Edward Chu, another M.D. candidate has been praised by colleagues and supervisors for his involvement in the East Baltimore community during his medical training. At the end of his second year of medical school, Chu was selected as the school of medicine representative on the executive committee for Bienestar Baltimore (formerly known as Programa Salud). The organization consists of student leaders from each of the JHU health professional schools (School of Nursing, School of Medicine and Bloomberg School of Public Health) to assist the Latino community in East Baltimore. Chu, along with Hopkins resident Christine Durand, created the program’s community advisory board and incorporated a pilot TB screening program. Since then, according to Chu, “the programs have expanded to include a six-week curriculum for diabetes education and another for prenatal education.” Chu, who will do his emergency medicine residency training at University of California Los Angeles/Olive View, says he looks forward to living in a city with a large and cosmopolitan immigrant population and working with a primarily Spanish-speaking immigrant patient population, which influenced his residency selection.

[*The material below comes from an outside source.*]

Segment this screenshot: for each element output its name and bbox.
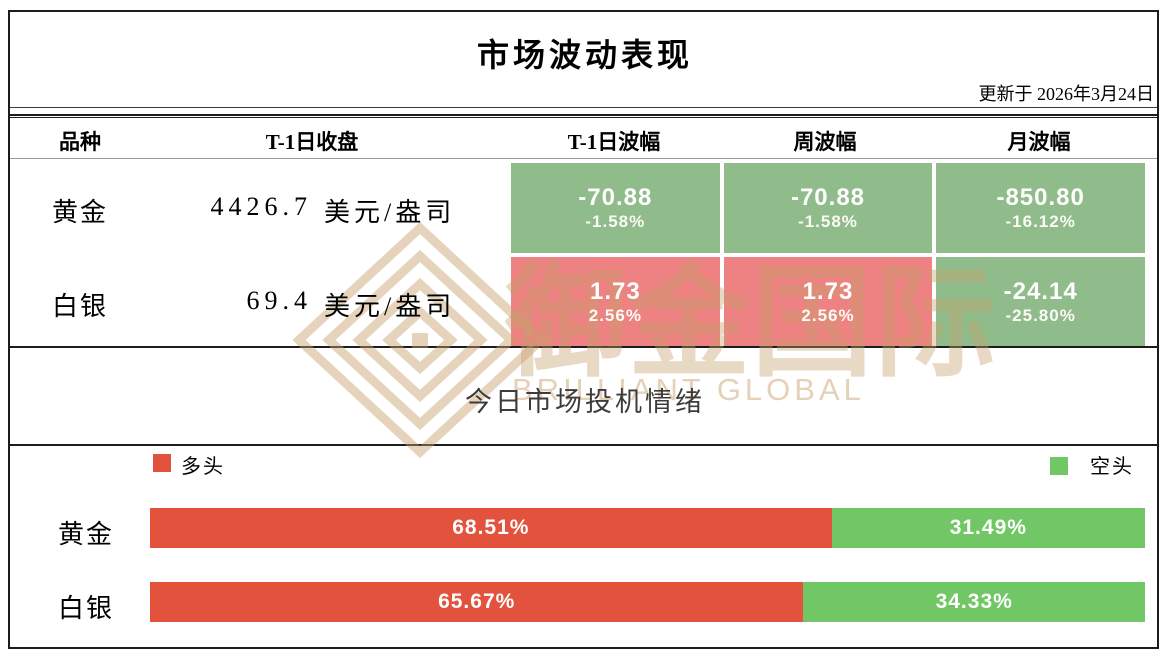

M.D. candidates Amit Vora and Gargi Khare received more than just a medical education at Hopkins; they found each other. Vora and Khare met while Khare was an undergraduate senior at MIT visiting Johns Hopkins and Vora, who has a public health degree from Harvard, was a first-year medical student at Hopkins. Although they both say that they “loved our time at Hopkins,” they will be relocating to Boston, a city that is close to their hearts. They participated in the Residency Match as a couple, Vora in Internal Medicine and Khare in Ophthalmology, and were one of seven 2009 couples from Hopkins matching. Vora will do his residency training in internal medicine at Brigham & Women’s Hospital and Khare will do her preliminary residency training in internal medicine at Brigham & Women’s Hospital, followed by ophthalmology training at the Massachusetts Eye & Ear Infirmary.
On the Ph.D. side, Michael Acker, working with Jon Lorsch, Ph.D., in the department of Biophysics and Biophysical Chemistry, discovered that one of the many proteins involved in the manufacture of proteins in a cell acts as a molecular air-traffic controller by directing all of the other players to act at the correct time. He already has moved to a post-doctoral position at Harvard Medical School working on understanding how natural antibiotics are made.
Janna Merte, a student in the neuroscience Ph.D. program, pioneered a mouse genetic screening technique in the lab of David Ginty, Ph.D. She has discovered new hints into mechanisms of how cells “orient,” or which direction they’re facing, how the spinal cord develops, and how nerve cells interact with each other and other cells during nervous system development. Ginty adds that “several members in the lab are now following up on Janna's pioneering work.”